Ecuador's fault was not securing safe passage for Assange before granting him asylum. Quito is consistently oblivious that the UK has a legal obligation to extradite Assange.

Assange is not a "political refugee," as the accusations are for non-political crimes, specifically of violating others rights.

Assange's lawyers did present concerns about Assange being extradited to Sweden. Those include the ones that Ecuador used to grant him asylum. Those concerns were all found to be without merit in three level of the UK courts.
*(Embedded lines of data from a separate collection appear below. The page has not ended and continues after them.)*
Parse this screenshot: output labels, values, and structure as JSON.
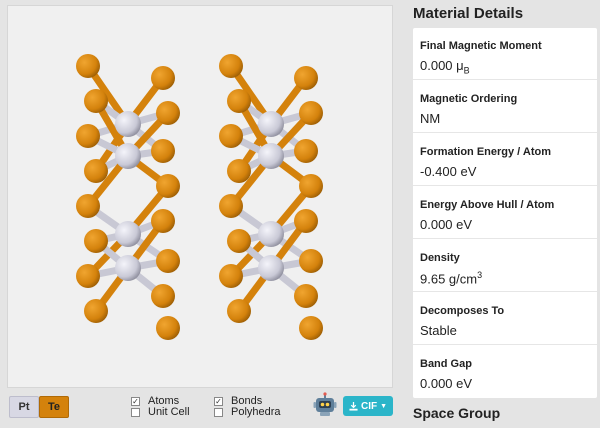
{
  "viewer": {
    "elements": [
      {
        "symbol": "Pt",
        "color": "#c9c9d6"
      },
      {
        "symbol": "Te",
        "color": "#d4820c"
      }
    ],
    "options": {
      "atoms": {
        "label": "Atoms",
        "checked": true
      },
      "unit_cell": {
        "label": "Unit Cell",
        "checked": false
      },
      "bonds": {
        "label": "Bonds",
        "checked": true
      },
      "polyhedra": {
        "label": "Polyhedra",
        "checked": false
      }
    },
    "export_label": "CIF",
    "robot_icon": "robot-icon"
  },
  "details": {
    "title": "Material Details",
    "rows": [
      {
        "label": "Final Magnetic Moment",
        "value": "0.000 μ",
        "sub": "B"
      },
      {
        "label": "Magnetic Ordering",
        "value": "NM"
      },
      {
        "label": "Formation Energy / Atom",
        "value": "-0.400 eV"
      },
      {
        "label": "Energy Above Hull / Atom",
        "value": "0.000 eV"
      },
      {
        "label": "Density",
        "value": "9.65 g/cm",
        "sup": "3"
      },
      {
        "label": "Decomposes To",
        "value": "Stable"
      },
      {
        "label": "Band Gap",
        "value": "0.000 eV"
      }
    ]
  },
  "space_group": {
    "title": "Space Group"
  }
}
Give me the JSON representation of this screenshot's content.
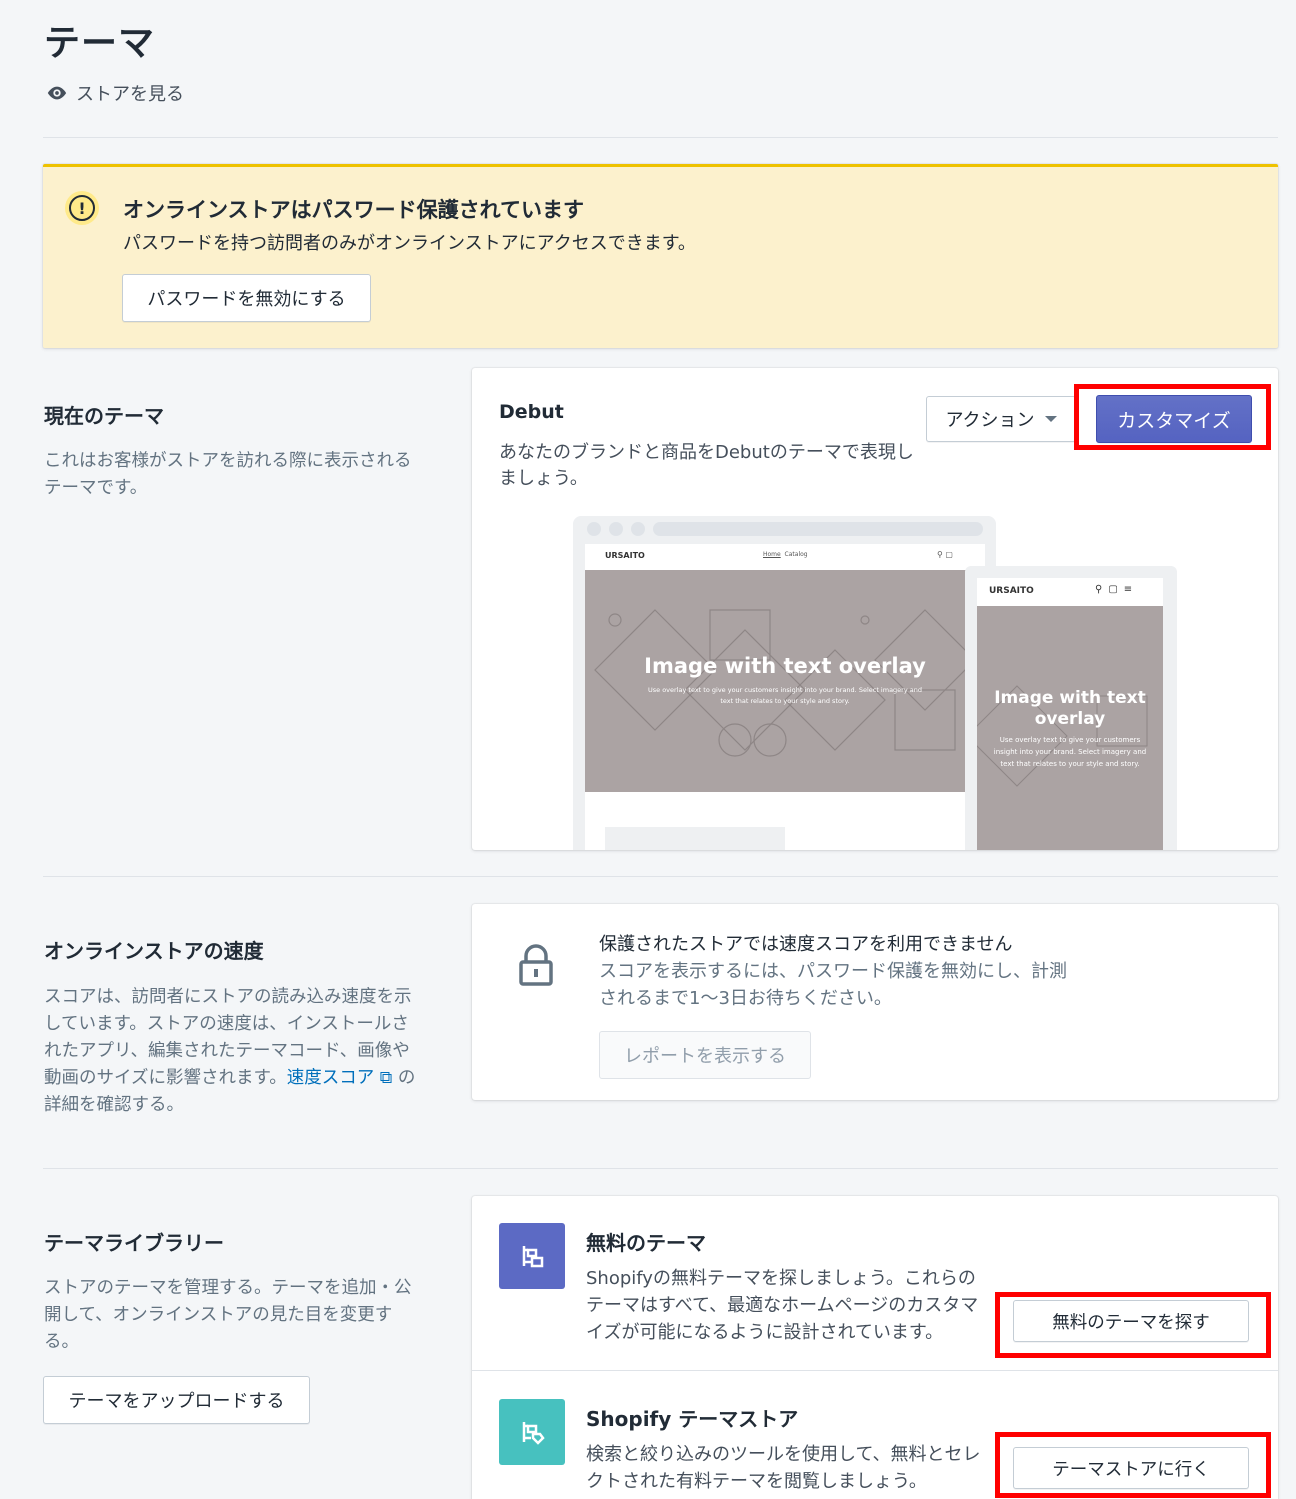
{
  "header": {
    "title": "テーマ",
    "view_store": "ストアを見る"
  },
  "banner": {
    "title": "オンラインストアはパスワード保護されています",
    "text": "パスワードを持つ訪問者のみがオンラインストアにアクセスできます。",
    "button": "パスワードを無効にする"
  },
  "current_theme": {
    "section_title": "現在のテーマ",
    "section_desc": "これはお客様がストアを訪れる際に表示されるテーマです。",
    "theme_name": "Debut",
    "theme_desc": "あなたのブランドと商品をDebutのテーマで表現しましょう。",
    "action_button": "アクション",
    "customize_button": "カスタマイズ",
    "preview": {
      "brand": "URSAITO",
      "nav": [
        "Home",
        "Catalog"
      ],
      "hero_title": "Image with text overlay",
      "hero_text": "Use overlay text to give your customers insight into your brand. Select imagery and text that relates to your style and story.",
      "mobile_hero_title": "Image with text overlay",
      "mobile_hero_text": "Use overlay text to give your customers insight into your brand. Select imagery and text that relates to your style and story."
    }
  },
  "speed": {
    "section_title": "オンラインストアの速度",
    "section_desc_1": "スコアは、訪問者にストアの読み込み速度を示しています。ストアの速度は、インストールされたアプリ、編集されたテーマコード、画像や動画のサイズに影響されます。",
    "section_link": "速度スコア",
    "section_desc_2": " の詳細を確認する。",
    "card_title": "保護されたストアでは速度スコアを利用できません",
    "card_desc": "スコアを表示するには、パスワード保護を無効にし、計測されるまで1〜3日お待ちください。",
    "report_button": "レポートを表示する"
  },
  "library": {
    "section_title": "テーマライブラリー",
    "section_desc": "ストアのテーマを管理する。テーマを追加・公開して、オンラインストアの見た目を変更する。",
    "upload_button": "テーマをアップロードする",
    "free": {
      "title": "無料のテーマ",
      "desc": "Shopifyの無料テーマを探しましょう。これらのテーマはすべて、最適なホームページのカスタマイズが可能になるように設計されています。",
      "button": "無料のテーマを探す"
    },
    "store": {
      "title": "Shopify テーマストア",
      "desc": "検索と絞り込みのツールを使用して、無料とセレクトされた有料テーマを閲覧しましょう。",
      "button": "テーマストアに行く"
    }
  },
  "colors": {
    "primary": "#5c6ac4",
    "warning": "#eec200",
    "highlight": "#ff0000",
    "free_icon_bg": "#5c6ac4",
    "store_icon_bg": "#47c1bf"
  }
}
02:56 October 2, 2012 by MarkDnrs
Congratulations, mob mentality is alive and well in Sweden. Maybe it's the government worshipping socialist sheep mindset along with the vodka guzzling northern cold. Sweden has become one of the laughing stocks of the world with these bizarre "broken condom" accusations. which nobody in his right mind would take seriously, except perhaps a lot of tall blonde (and repulsive) whip cracking leather wearing swedish "feminist" crackpots. The whole stupid charade is a pathetic try at crushing free speech by discrediting or imprisoning the messenger, and imprisoning people without even being charged (which is impossible since there's no crime) with Swedish secret service colluding with UK secret service and the CIA to send its prostitutes for this failure of a mission. This is not something new, Sweden is a country that has colluded with the CIA in illegal renditions and torture for ten years. Its government follows any US/NATO orders, human rights are clearly a hindrance to today's Sweden.